->
Suppose your training, dev and test sets all come from the same distribution. Then you should always try to get more training data, since that can only improve performance, right? ->
Even though having more data can’t hurt, unfortunately it doesn’t always help as much as you might hope. It could be a waste of time to work on getting more data. So, how do you decide when to add data, and when not to bother? ->
There are two major sources of error in machine learning: bias and variance. Understanding them will help you decide whether adding data, as well as other tactics to improve performance, are a good use of time. ->
Suppose you hope to build a cat recognizer that has 5% error. Right now, your training set has an error rate of 15%, and your dev set has an error rate of 16%. In this case, adding training data probably won’t help much. You should focus on other changes. Indeed, adding more examples to your training set only makes it harder for your algorithm to do well on the training set. (We explain why in a later chapter.) ->
If your error rate on the training set is 15% (or 85% accuracy), but your target is 5% error (95% accuracy), then the first problem to solve is to improve your algorithm’s performance on your training set. Your dev/test set performance is usually worse than your training set performance. So if you are getting 85% accuracy on the examples your algorithm has seen, there’s no way you’re getting 95% accuracy on examples your algorithm hasn’t even seen. ->
Suppose as above that your algorithm has 16% error (84% accuracy) on the dev set. We break the 16% error into two components: ->
-
First, the algorithm’s error rate on the training set. In this example, it is 15%. We think of this informally as the algorithm’s bias. ->
-
Second, how much worse the algorithm does on the dev (or test) set than the training set. In this example, it does 1% worse on the dev set than the training set.
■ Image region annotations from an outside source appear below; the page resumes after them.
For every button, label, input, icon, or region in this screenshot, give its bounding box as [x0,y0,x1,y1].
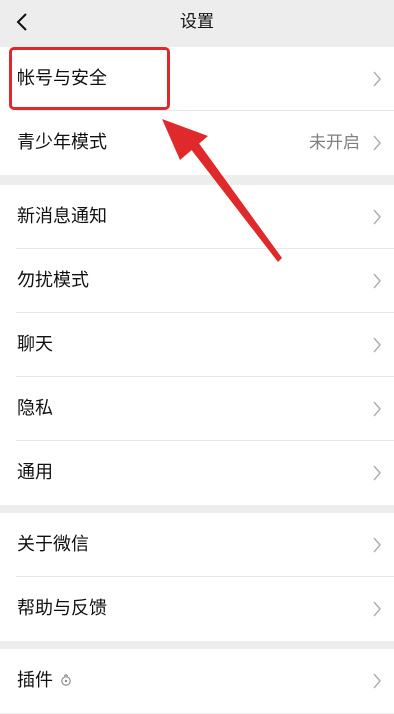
settings-group-plugins: 插件 [0,649,394,713]
highlight-box [9,47,170,110]
chevron-right-icon [372,464,382,482]
chevron-right-icon [372,400,382,418]
chevron-right-icon [372,272,382,290]
settings-item-label: 插件 [17,649,73,713]
chevron-right-icon [372,536,382,554]
navigation-bar: 设置 [0,0,394,44]
chevron-right-icon [372,208,382,226]
settings-item-label: 青少年模式 [17,132,107,153]
settings-item-general[interactable]: 通用 [0,441,394,505]
settings-item-label: 通用 [17,462,53,483]
settings-item-about-wechat[interactable]: 关于微信 [0,513,394,577]
settings-item-label: 关于微信 [17,534,89,555]
settings-item-label: 聊天 [17,334,53,355]
teen-mode-status: 未开启 [309,133,360,153]
settings-item-label: 帮助与反馈 [17,598,107,619]
chevron-right-icon [372,336,382,354]
page-title: 设置 [180,12,214,32]
settings-group-about: 关于微信 帮助与反馈 [0,513,394,641]
settings-item-help-feedback[interactable]: 帮助与反馈 [0,577,394,641]
settings-item-notifications[interactable]: 新消息通知 [0,185,394,249]
settings-item-label: 勿扰模式 [17,270,89,291]
settings-item-teen-mode[interactable]: 青少年模式 未开启 [0,111,394,175]
settings-group-general: 新消息通知 勿扰模式 聊天 隐私 通用 [0,185,394,505]
plugin-icon [59,650,73,686]
settings-item-chat[interactable]: 聊天 [0,313,394,377]
chevron-right-icon [372,672,382,690]
settings-item-do-not-disturb[interactable]: 勿扰模式 [0,249,394,313]
settings-item-plugins[interactable]: 插件 [0,649,394,713]
settings-item-label: 新消息通知 [17,206,107,227]
settings-item-label: 隐私 [17,398,53,419]
chevron-right-icon [372,134,382,152]
chevron-right-icon [372,70,382,88]
settings-item-privacy[interactable]: 隐私 [0,377,394,441]
chevron-right-icon [372,600,382,618]
plugins-label: 插件 [17,670,53,691]
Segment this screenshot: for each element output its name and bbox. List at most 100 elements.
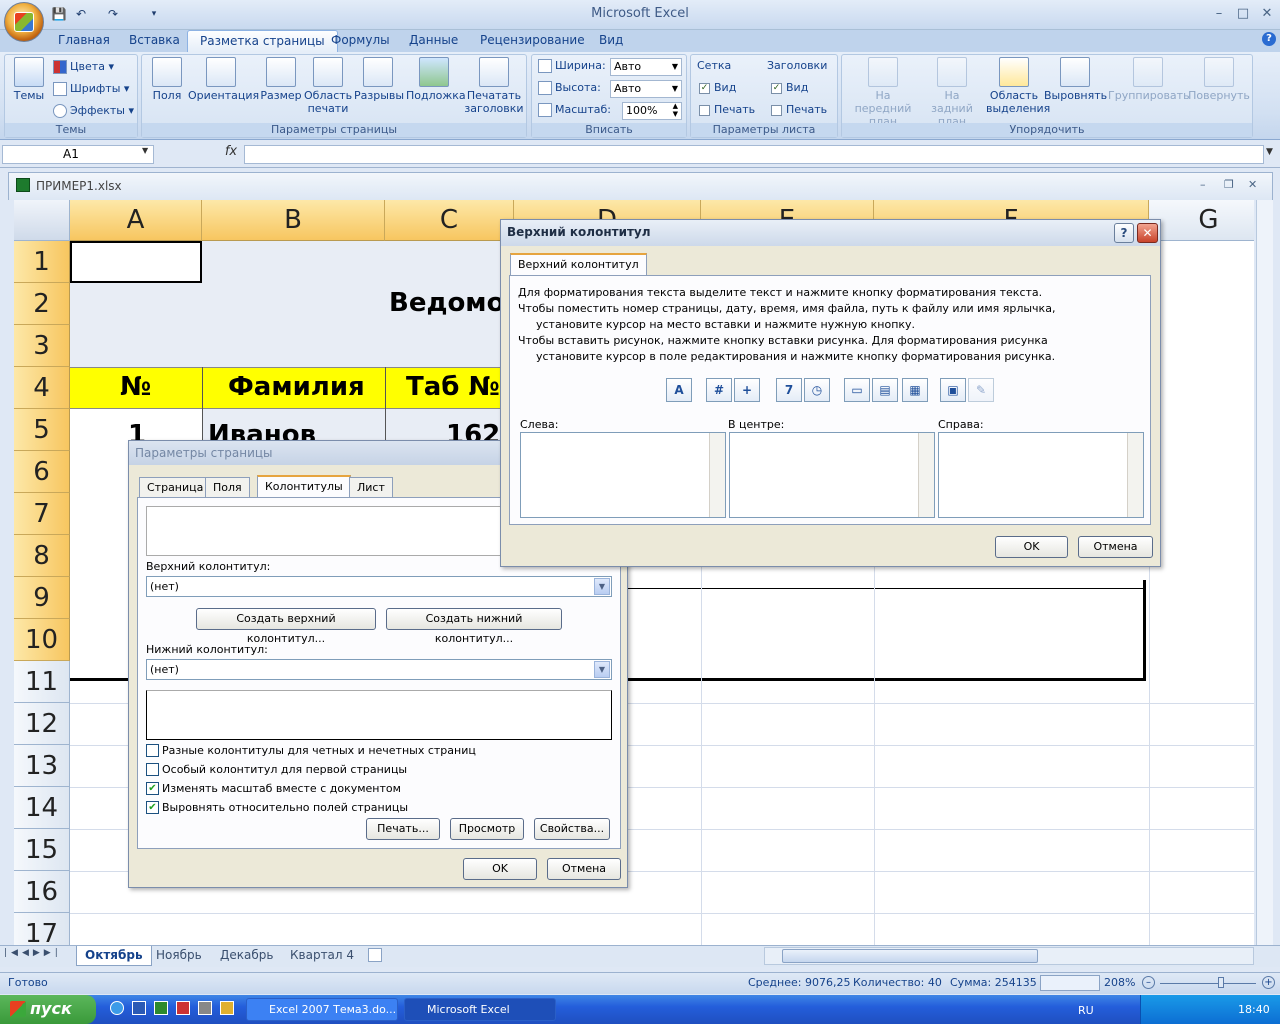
zoom-slider-thumb[interactable] [1218, 977, 1224, 988]
insert-date-icon[interactable]: 7 [776, 378, 802, 402]
sheet-tab-october[interactable]: Октябрь [76, 946, 152, 966]
row-header-7[interactable]: 7 [14, 493, 70, 535]
tab-data[interactable]: Данные [397, 30, 470, 52]
vertical-scrollbar[interactable] [1256, 200, 1273, 945]
help-icon[interactable]: ? [1262, 32, 1276, 46]
header-select[interactable]: (нет) ▼ [146, 576, 612, 597]
row-header-10[interactable]: 10 [14, 619, 70, 661]
size-button[interactable]: Размер [258, 57, 304, 102]
office-button[interactable] [4, 2, 44, 42]
effects-button[interactable]: Эффекты ▾ [53, 103, 134, 119]
close-icon[interactable]: ✕ [1256, 5, 1278, 23]
scale-spinner[interactable]: 100% ▲ ▼ [622, 102, 682, 120]
page-setup-ok-button[interactable]: OK [463, 858, 537, 880]
gridlines-view-checkbox[interactable]: ✓ Вид [699, 80, 736, 96]
breaks-button[interactable]: Разрывы [354, 57, 404, 102]
create-footer-button[interactable]: Создать нижний колонтитул... [386, 608, 562, 645]
group-button[interactable]: Группировать [1108, 57, 1190, 102]
headings-view-checkbox[interactable]: ✓ Вид [771, 80, 808, 96]
app-quicklaunch-icon[interactable] [198, 1001, 212, 1015]
tab-review[interactable]: Рецензирование [468, 30, 597, 52]
zoom-slider[interactable] [1160, 983, 1256, 984]
right-section-scrollbar[interactable] [1127, 433, 1143, 517]
insert-page-count-icon[interactable]: + [734, 378, 760, 402]
gridlines-print-checkbox[interactable]: Печать [699, 102, 755, 118]
bring-front-button[interactable]: На передний план [846, 57, 920, 128]
row-header-3[interactable]: 3 [14, 325, 70, 367]
themes-button[interactable]: Темы [9, 57, 49, 102]
colors-button[interactable]: Цвета ▾ [53, 59, 114, 75]
margins-button[interactable]: Поля [148, 57, 186, 102]
insert-file-path-icon[interactable]: ▭ [844, 378, 870, 402]
header-ok-button[interactable]: OK [995, 536, 1068, 558]
sheet-tab-december[interactable]: Декабрь [212, 946, 281, 966]
insert-file-name-icon[interactable]: ▤ [872, 378, 898, 402]
rotate-button[interactable]: Повернуть [1188, 57, 1250, 102]
word-quicklaunch-icon[interactable] [132, 1001, 146, 1015]
tab-header[interactable]: Верхний колонтитул [510, 253, 647, 275]
properties-button[interactable]: Свойства... [534, 818, 610, 840]
language-indicator[interactable]: RU [1078, 1004, 1094, 1017]
col-header-b[interactable]: B [202, 200, 385, 241]
tab-formulas[interactable]: Формулы [319, 30, 402, 52]
print-area-button[interactable]: Область печати [304, 57, 352, 115]
preview-button[interactable]: Просмотр [450, 818, 524, 840]
row-header-8[interactable]: 8 [14, 535, 70, 577]
active-cell-a1[interactable] [70, 241, 202, 283]
align-margins-checkbox[interactable]: ✔ [146, 801, 159, 814]
insert-time-icon[interactable]: ◷ [804, 378, 830, 402]
row-header-13[interactable]: 13 [14, 745, 70, 787]
insert-sheet-icon[interactable] [368, 948, 382, 962]
scale-with-document-checkbox[interactable]: ✔ [146, 782, 159, 795]
ppt-quicklaunch-icon[interactable] [176, 1001, 190, 1015]
tab-page[interactable]: Страница [139, 477, 212, 497]
print-titles-button[interactable]: Печатать заголовки [464, 57, 524, 115]
send-back-button[interactable]: На задний план [922, 57, 982, 128]
minimize-icon[interactable]: – [1208, 5, 1230, 23]
excel-quicklaunch-icon[interactable] [154, 1001, 168, 1015]
center-section-scrollbar[interactable] [918, 433, 934, 517]
row-header-1[interactable]: 1 [14, 241, 70, 283]
col-header-c[interactable]: C [385, 200, 514, 241]
tab-insert[interactable]: Вставка [117, 30, 192, 52]
different-first-page-checkbox[interactable] [146, 763, 159, 776]
insert-sheet-name-icon[interactable]: ▦ [902, 378, 928, 402]
headings-print-checkbox[interactable]: Печать [771, 102, 827, 118]
tab-header-footer[interactable]: Колонтитулы [257, 475, 351, 497]
insert-function-button[interactable]: fx [220, 144, 242, 164]
tab-sheet[interactable]: Лист [349, 477, 393, 497]
row-header-12[interactable]: 12 [14, 703, 70, 745]
wb-close-icon[interactable]: ✕ [1248, 178, 1257, 191]
select-all-corner[interactable] [14, 200, 70, 241]
row-header-15[interactable]: 15 [14, 829, 70, 871]
format-text-icon[interactable]: A [666, 378, 692, 402]
zoom-in-icon[interactable]: + [1262, 976, 1275, 989]
header-cancel-button[interactable]: Отмена [1078, 536, 1153, 558]
width-combo[interactable]: Авто ▼ [610, 58, 682, 76]
sheet-tab-quarter4[interactable]: Квартал 4 [282, 946, 362, 966]
row-header-9[interactable]: 9 [14, 577, 70, 619]
tab-home[interactable]: Главная [46, 30, 122, 52]
maximize-icon[interactable]: □ [1232, 5, 1254, 23]
right-section-input[interactable] [938, 432, 1144, 518]
wb-restore-icon[interactable]: ❐ [1224, 178, 1234, 191]
sheet-nav-arrows-icon[interactable]: |◀◀▶▶| [4, 948, 62, 958]
zoom-out-icon[interactable]: – [1142, 976, 1155, 989]
format-picture-icon[interactable]: ✎ [968, 378, 994, 402]
orientation-button[interactable]: Ориентация [188, 57, 259, 102]
insert-picture-icon[interactable]: ▣ [940, 378, 966, 402]
page-setup-cancel-button[interactable]: Отмена [547, 858, 621, 880]
row-header-16[interactable]: 16 [14, 871, 70, 913]
print-button[interactable]: Печать... [366, 818, 440, 840]
create-header-button[interactable]: Создать верхний колонтитул... [196, 608, 376, 645]
name-box-dropdown-icon[interactable]: ▼ [142, 146, 148, 155]
col-header-a[interactable]: A [70, 200, 202, 241]
close-icon[interactable]: ✕ [1137, 223, 1158, 243]
row-header-6[interactable]: 6 [14, 451, 70, 493]
row-header-11[interactable]: 11 [14, 661, 70, 703]
task-word-document[interactable]: Excel 2007 Тема3.do... [246, 998, 398, 1021]
left-section-scrollbar[interactable] [709, 433, 725, 517]
task-excel[interactable]: Microsoft Excel [404, 998, 556, 1021]
ie-icon[interactable] [110, 1001, 124, 1015]
tab-margins[interactable]: Поля [205, 477, 250, 497]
We think of this informally as the algorithm’s variance [6] ->
Some changes to a learning algorithm can address the first component of error—bias—and improve its performance on the training set. Some changes address the second component—variance—and help it generalize better from the training set to the dev/test sets [7]. To select the most promising changes, it is incredibly useful to understand which of these two components of error is more pressing to address. ->
Developing good intuition about Bias and Variance will help you choose effective changes for your algorithm. ->
[6] The field of statistics has more formal definitions of bias and variance that we won’t worry about. Roughly, the bias is the error rate of your algorithm on your training set when you have a very large training set. The variance is how much worse you do on the test set compared to the training set in this setting. When your error metric is mean squared error, you can write down formulas specifying these two quantities, and prove that Total Error = Bias + Variance. But for our purposes of deciding how to make progress on an ML problem, the more informal definition of bias and variance given here will suffice.
[7] There are also some methods that can simultaneously reduce bias and variance, by making major changes to the system architecture. But these tend to be harder to identify and implement.